New gecko discovered in nature reserve

16:55′ 04/02/2010 (GMT+7)

VietNamNet Bridge – Researchers have found out a new species of gecko in the Ta Cu Nature Reserve in Binh Thuan province.

The new endemic gecko is named Gekko takouensis sp. nov. Ngo & Gamble since it was discovered by Ngo Van Tri, an expert from the HCM City Institute of Tropical Biology and Dr. Tony Gamble from the Minnesota University, USA.

This is the second endemic gecko species found on Ta Cu mountain. The other is bent-toe gecko named Cyrtodactylus takouensis Ngo & Bauer.

Recently, many rare species of animals have been discovered in the Ta Cu Nature Reserve, including francolin, mountain hawk, Truong Son silver douc and black-legged monkey (Pygathrix nigripes).
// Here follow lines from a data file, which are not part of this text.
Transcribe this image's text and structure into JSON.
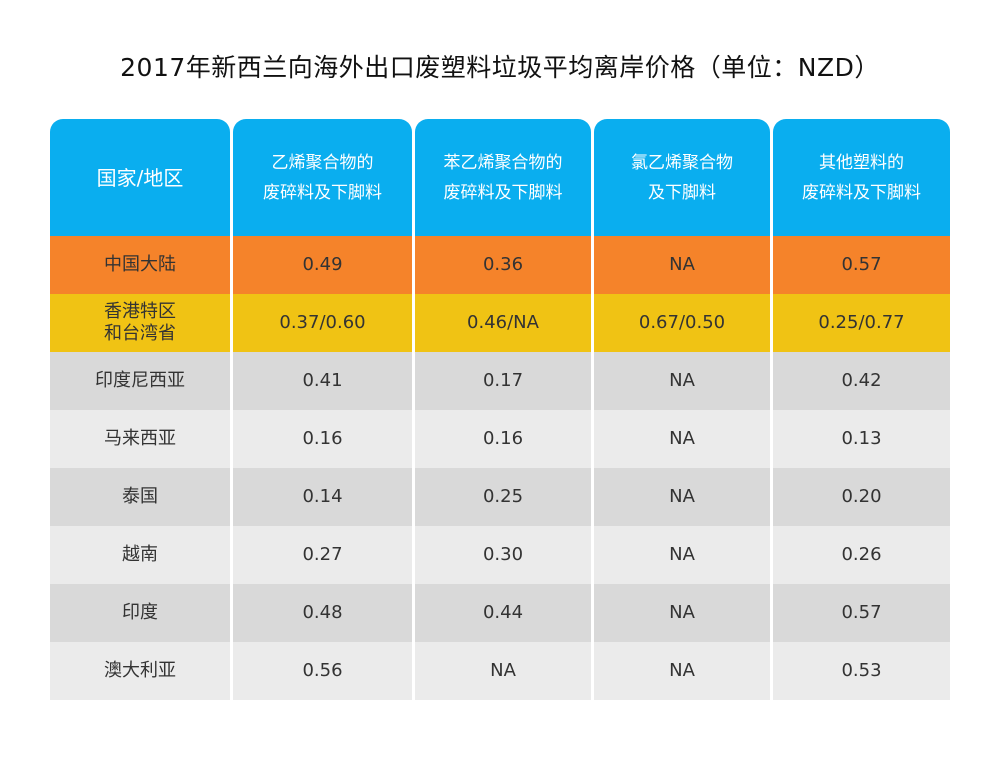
{
  "title": "2017年新西兰向海外出口废塑料垃圾平均离岸价格（单位：NZD）",
  "headers": [
    "国家/地区",
    "乙烯聚合物的\n废碎料及下脚料",
    "苯乙烯聚合物的\n废碎料及下脚料",
    "氯乙烯聚合物\n及下脚料",
    "其他塑料的\n废碎料及下脚料"
  ],
  "rows": [
    [
      "中国大陆",
      "0.49",
      "0.36",
      "NA",
      "0.57"
    ],
    [
      "香港特区\n和台湾省",
      "0.37/0.60",
      "0.46/NA",
      "0.67/0.50",
      "0.25/0.77"
    ],
    [
      "印度尼西亚",
      "0.41",
      "0.17",
      "NA",
      "0.42"
    ],
    [
      "马来西亚",
      "0.16",
      "0.16",
      "NA",
      "0.13"
    ],
    [
      "泰国",
      "0.14",
      "0.25",
      "NA",
      "0.20"
    ],
    [
      "越南",
      "0.27",
      "0.30",
      "NA",
      "0.26"
    ],
    [
      "印度",
      "0.48",
      "0.44",
      "NA",
      "0.57"
    ],
    [
      "澳大利亚",
      "0.56",
      "NA",
      "NA",
      "0.53"
    ]
  ],
  "colors": {
    "header": "#0aaeef",
    "china": "#f5832a",
    "hk_tw": "#f0c314",
    "gray_dark": "#d9d9d9",
    "gray_light": "#ebebeb"
  }
}
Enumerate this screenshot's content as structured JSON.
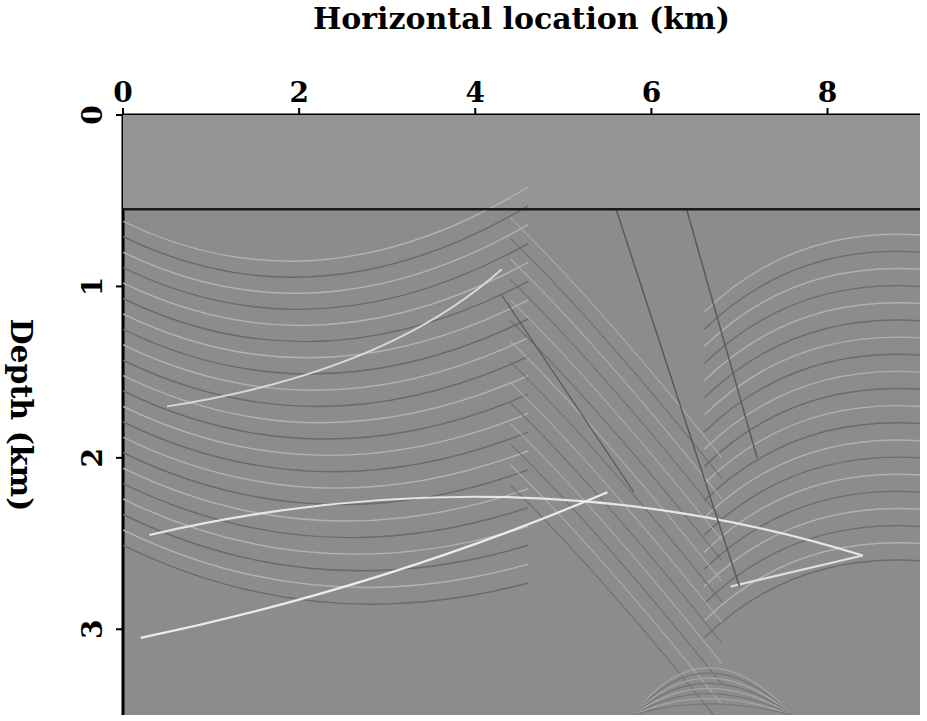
{
  "chart_data": {
    "type": "image",
    "xlabel": "Horizontal location (km)",
    "ylabel": "Depth (km)",
    "xlim": [
      0,
      9.05
    ],
    "ylim": [
      0,
      3.5
    ],
    "xticks": [
      0,
      2,
      4,
      6,
      8
    ],
    "yticks": [
      0,
      1,
      2,
      3
    ],
    "grid": false,
    "color": "#8c8c8c"
  }
}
According to the World Wildlife Fund (WWF), the Ta Cu Nature Reserve has 751 floral species and at least 15 species are very rare. It is also the home to around 178 species of terrestrial spinal [vertebrate] animals.

Dr. Vu Ngoc Long, Director of the HCM City Institute of Tropical Biology‘s Bio-diversity and Development Centre, there are at least 25 species of endangered animals at the Ta Cu Nature Reserve.
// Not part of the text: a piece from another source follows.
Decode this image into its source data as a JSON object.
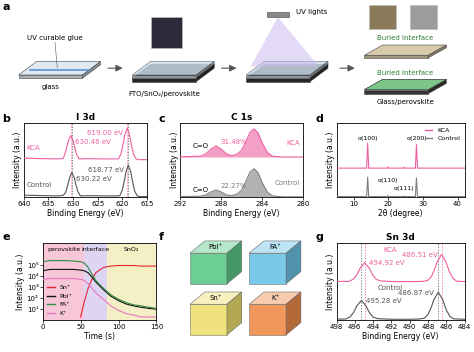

To protect the important nature reserve, a project has been launched to improve management capacity of local authorities and raise people’s awareness of protecting environment.

Can the Saint Croix Ground Lizard be saved?

1 thought on “New Vietnamese gecko species discovered

  1. New lizard species fed to diners

    16:00 AEST Fri Nov 12 2010

    By ninemsn staff

    Scientists have discovered a new species of lizard, being served for dinner at restaurants in rural Vietnam.

    A Vietnamese reptile scientist discovered the new lizard — Leiolepis ngovantrii, an all-female species which clones itself to reproduce — living in tanks ready to be served to hungry diners in Ba Ria-Vung Tau province in southern Vietnam, CNN reports.

    The lizards caught his attention when he noticed they all appeared to be female.

    Ngo Van Tri, from the Vietnam Academy of Science and Technology, called his colleague Lee Grismer in the US and told him about the odd find.

    Grisner rushed to Hanoi and spent a bumpy two days travelling to the rural village by motorcycle, where the restaurant owner set aside a tank of lizards for the scientists to study.

    But when Grisner arrived to see the lizards, there was a problem.

    “Unfortunately, the owner wound up getting drunk and grilled them all up for his patrons … so when we got there, there was nothing left,” Dr Grismer said.

    Distraught, the scientists asked local children if they could help find any of the lizards at other restaurants in the town.

    Luckily it was easy to find the reptiles, which are a local delicacy, and they soon had more than 60.

    “It’s an entirely new lineage of life that was being eaten and sold in restaurants for food,” said Dr Grismer.

    “But it’s something that scientists have missed for hundreds of years.”

    Their taste, however, leaves something to be desired for western palettes.

    Dr Grismer said he had to hold his breath while eating the local dish to appear polite to the restaurant owners.

    “You take a bite out of it and it feels like something very old and dead in your mouth,” he said.